Joining Pincock are saxophonists Neil Welch, Jeremy Shaskus, Steve Tresler, Brian Bermudez (also on clarinet and flute), and Jenny Ziefel (also on clarinet); drummers  Evan Woodle, Rocky Martin, and Greg Campbell; cellists Steve Meyer and Peter Tracy; Peter Nelson-King (trumpet and piano); Haley Freedlund (trombone); and Carol Levin (harp).

Alex Dugdale: What We Have on Tap
Friday October 28, 7:30pm PDT
Town Hall Forum
In-person & livestream
Tickets $10-30

Alex Dugdale photo courtesy of the artist

BY DENNIS MORAN

Sponsored by HomeStreet Bank. Welcomed by Rainier Avenue Radio.

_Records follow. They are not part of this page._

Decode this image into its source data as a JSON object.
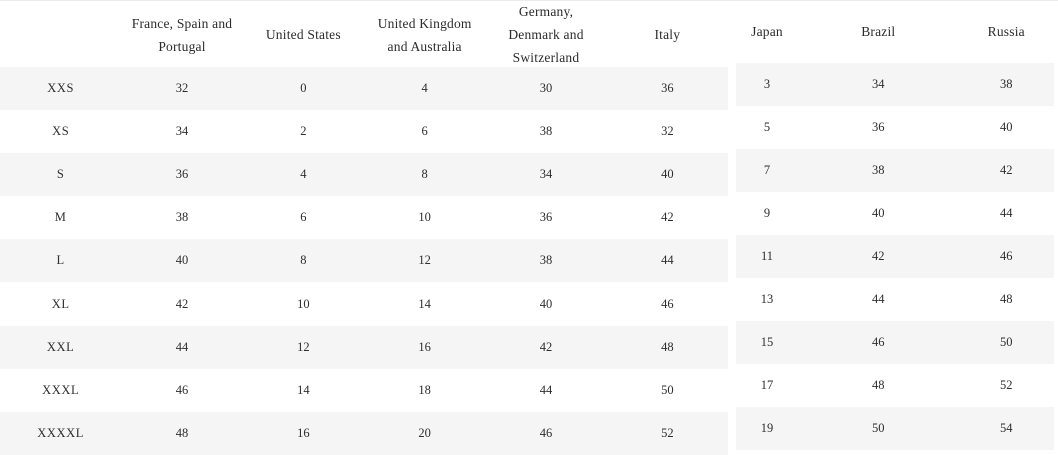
{
  "styles": {
    "stripe_color": "#f5f5f5",
    "top_rule_color": "#ececec",
    "text_color": "#2e2e2e"
  },
  "chart_data": [
    {
      "type": "table",
      "columns": [
        "",
        "France, Spain and Portugal",
        "United States",
        "United Kingdom and Australia",
        "Germany, Denmark and Switzerland",
        "Italy"
      ],
      "rows": [
        {
          "size": "XXS",
          "values": [
            "32",
            "0",
            "4",
            "30",
            "36"
          ]
        },
        {
          "size": "XS",
          "values": [
            "34",
            "2",
            "6",
            "38",
            "32"
          ]
        },
        {
          "size": "S",
          "values": [
            "36",
            "4",
            "8",
            "34",
            "40"
          ]
        },
        {
          "size": "M",
          "values": [
            "38",
            "6",
            "10",
            "36",
            "42"
          ]
        },
        {
          "size": "L",
          "values": [
            "40",
            "8",
            "12",
            "38",
            "44"
          ]
        },
        {
          "size": "XL",
          "values": [
            "42",
            "10",
            "14",
            "40",
            "46"
          ]
        },
        {
          "size": "XXL",
          "values": [
            "44",
            "12",
            "16",
            "42",
            "48"
          ]
        },
        {
          "size": "XXXL",
          "values": [
            "46",
            "14",
            "18",
            "44",
            "50"
          ]
        },
        {
          "size": "XXXXL",
          "values": [
            "48",
            "16",
            "20",
            "46",
            "52"
          ]
        }
      ]
    },
    {
      "type": "table",
      "columns": [
        "Japan",
        "Brazil",
        "Russia"
      ],
      "rows": [
        {
          "values": [
            "3",
            "34",
            "38"
          ]
        },
        {
          "values": [
            "5",
            "36",
            "40"
          ]
        },
        {
          "values": [
            "7",
            "38",
            "42"
          ]
        },
        {
          "values": [
            "9",
            "40",
            "44"
          ]
        },
        {
          "values": [
            "11",
            "42",
            "46"
          ]
        },
        {
          "values": [
            "13",
            "44",
            "48"
          ]
        },
        {
          "values": [
            "15",
            "46",
            "50"
          ]
        },
        {
          "values": [
            "17",
            "48",
            "52"
          ]
        },
        {
          "values": [
            "19",
            "50",
            "54"
          ]
        }
      ]
    }
  ]
}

Tap dancing was Alex Dugdale’s gateway to a life of music as a child growing up in Seattle—no wonder he likes to keep sharing the abiding joy and virtuosity of it as a performer and educator. The second of four festival performances as this year’s Resident Artist, Dugdale will ‘tap’ into that childlike world. The expressiveness of Dugdale’s tap performances and choreography demonstrate the art’s stunning, simultaneous audio and visual appeal, and communication—both with band members and the audience. Dugdale taps the night away alongside tap dancers Rachel Zuraek and Ahmen Taplin, to the music of the Dave Meder Trio featuring Meder on piano, Marty Jaffe on bass, and Michael Piolet on drums.

Tap dancing grew with jazz music itself, as a way of expressing the expanding rhythmic creativity with just feet hitting the floor. Think of Bill “Bojangles” Robinson and the Nicholas Brothers tearing it up in Cab Calloway’s band in the 1943 movie Stormy Weather.

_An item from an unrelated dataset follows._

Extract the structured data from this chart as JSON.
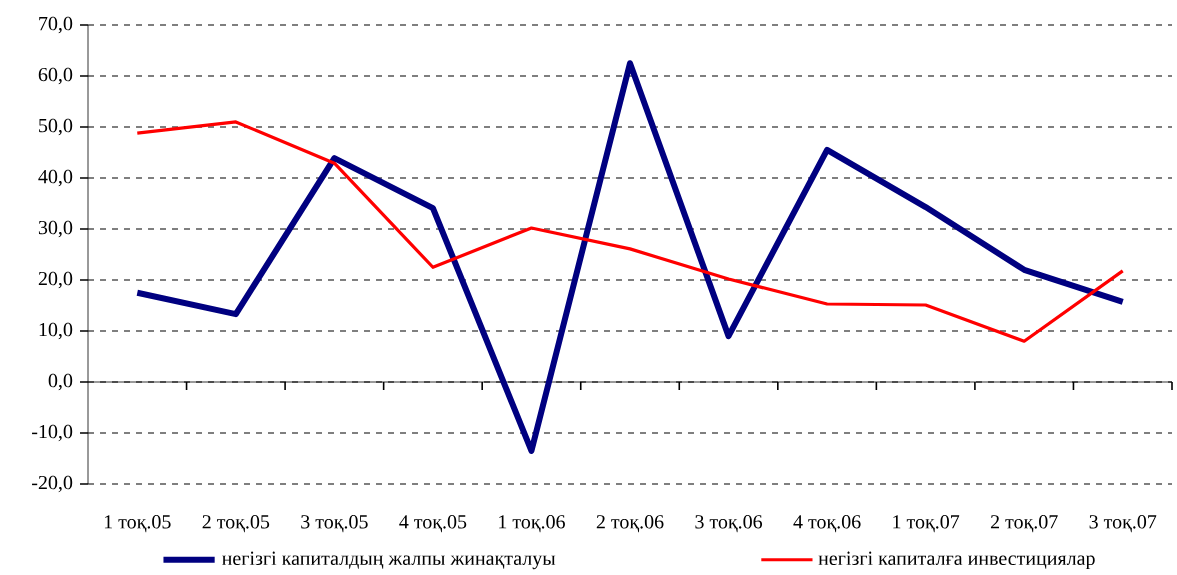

Dugdale first experienced tap dancing watching tap innovator and legend Savion Glover on Sesame Street and immediately was all in. “I knew that was what I wanted to do,” he told Seattle’s SoulCanvas. At the age of six, he started taking dance lessons with the Seattle-based duo of Cheryl Johnson and Anthony Peters and “I just never stopped.” A pivotal moment was performing the tap’s renowned Shim Sham routine to a New York City street performance of “Take the A Train” when he was 11.

He kept tapping even as he picked up the clarinet in elementary school and then pursued his education and career as a world-class alto saxophonist. In performance, he often delightfully mixes the sax and tap. In 2002, Dugdale performed on stage with the legendary tap dancer Gregory Hines. 

And he vigorously pays it forward, teaching tap and music at several Seattle schools, elementary level and up. He’s a 2008 graduate of Roosevelt High School, studied saxophone at the Eastman School of music in Rochester, New York, and earned a Master of Arts in Teaching at Seattle Pacific University.

And as he told Earshot Jazz in 2019, “I found that to be emotive in the moment, it’s tap dancing for me.”